Selon une étude menée en 2013 par le cabinet Lamotte pour le compte de l’Assemblée des départements de France, un quart des Sdis vont devoir réduire de 5 à 19 % le nombre total de ces gardes. Pour un autre quart des services, le décret implique une réduction de moins de 5 % du total des gardes de 24 heures. La moitié des Sdis de France seraient donc plus ou moins concernés.

Temps de travail payé – Sans le dire clairement, le décret du 18 décembre vise également à diminuer l’écart entre temps de travail réel et temps de travail payé. Leur travail n’étant pas toujours « effectif », les SPP sont payés, désormais pour 2 256 heures (contre 2 400 heures précédemment), l’équivalent de 1 607 heures, comme tous les agents de la FPT.

« Nombre de transformations ont été apportées. Déjà 60 % des Sdis ont adapté leur niveau de garde en fonction du moment de la journée. Il y a quinze ans, le nombre de pompiers était identique le jour et la nuit », affirme Eric Florès. « Avec les nouvelles règles, on peut plus facilement accorder des moyens selon les moments de la journée où les besoins sont réels. L’adéquation entre les ressources et la sollicitation du public est facilitée », estime le colonel Hervé Enard, directeur du Sdis de l’Isère et président de l’Association nationale des directeurs et directeurs départementaux adjoints des Sdis.

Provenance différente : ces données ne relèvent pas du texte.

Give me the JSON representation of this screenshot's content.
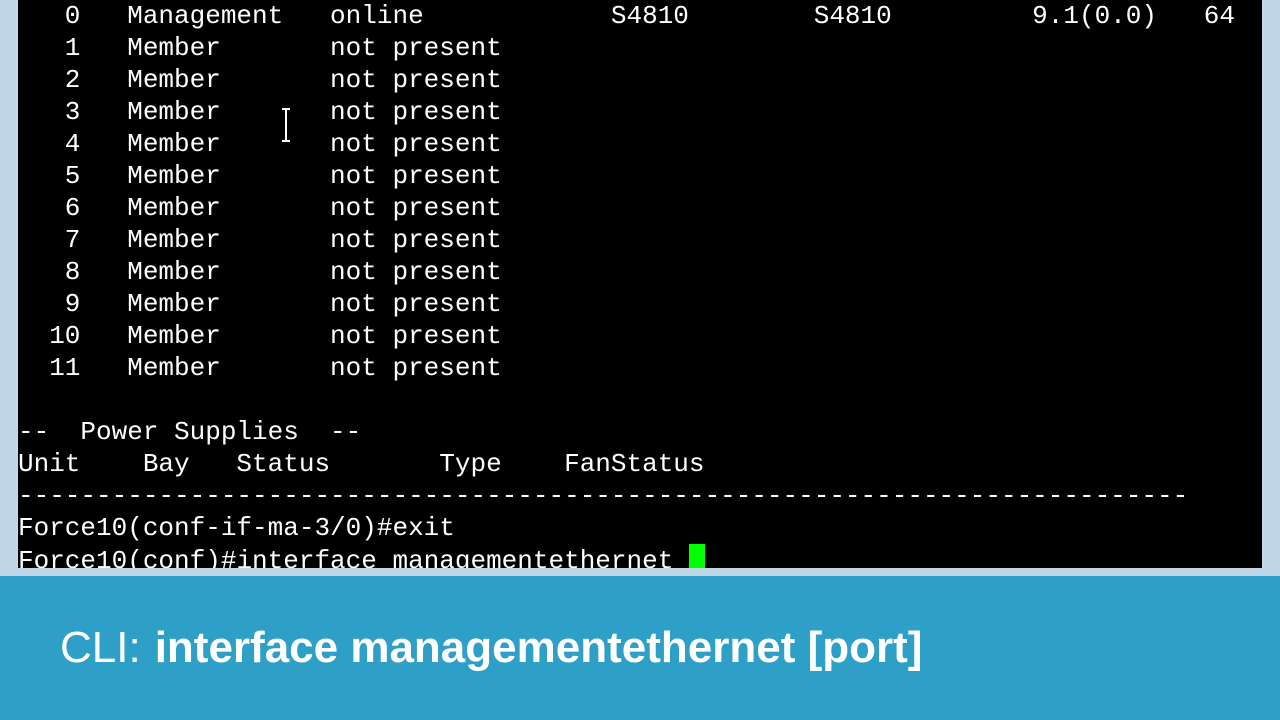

Mutualisation par bassin – Pour respecter la législation, il s’agit, en effet, d’adapter le fonctionnement du service en fonction des courbes d’activité, du moment de la journée et des périodes de l’année. Ensuite, libre à chaque Sdis de s’organiser comme il l’entend, en accord avec les partenaires sociaux.

« La difficulté est grande. Il existe une centaine de Sdis et, donc, une centaine de régimes de travail différents. Les courbes d’activité vont devoir être étudiées et les régimes de travail et effectifs adaptés », considère Eric Florès.

Particularismes locaux – Les conséquences du décret différeront d’un endroit à l’autre en fonction des particularités propres à chaque Sdis. « De nombreux éléments entrent en ligne de compte, tels que le dialogue social et l’histoire du service. Tout changement reste très difficile à mener », insiste Eric Florès.

Par ailleurs, les Sdis peuvent mutualiser leur organisation par bassin de risques, notamment dans les agglomérations, ou avoir davantage recours aux sapeurs-pompiers volontaires, souligne, dans son étude, le consultant Mathieu Lamotte. C’est là que le bât blesse pour certains. Afin de baisser le volume de travail des sapeurs-pompiers professionnels, il va falloir faire davantage appel aux volontaires.

Baisse de la qualité du service – « Contrairement aux injonctions européennes, l’objectif de ce nouveau décret n’est pas d’assurer la protection de la santé et de la sécurité du travailleur, mais de réduire l’écart entre temps de travail réel et temps de travail payé. Libre ensuite aux élus de réduire cet écart de façon intelligente et légitime – en créant de l’emploi, par exemple – ou de le minimiser en bricolant à la hâte des régimes mixtes [gardes de 24 et de 12 heures, ndlr], qui vont davantage exposer nos collègues volontaires, notamment la nuit », s’indigne la FA – SPP-PATS.

« Trois solutions vont émerger : embaucher, faire peser les permanences non pourvues sur les pompiers volontaires ou diminuer la qualité du service public », insiste le Syndicat national des SPP (SNSPP-PATS-FO). Une baisse de la qualité du service redoutée également par la CGT.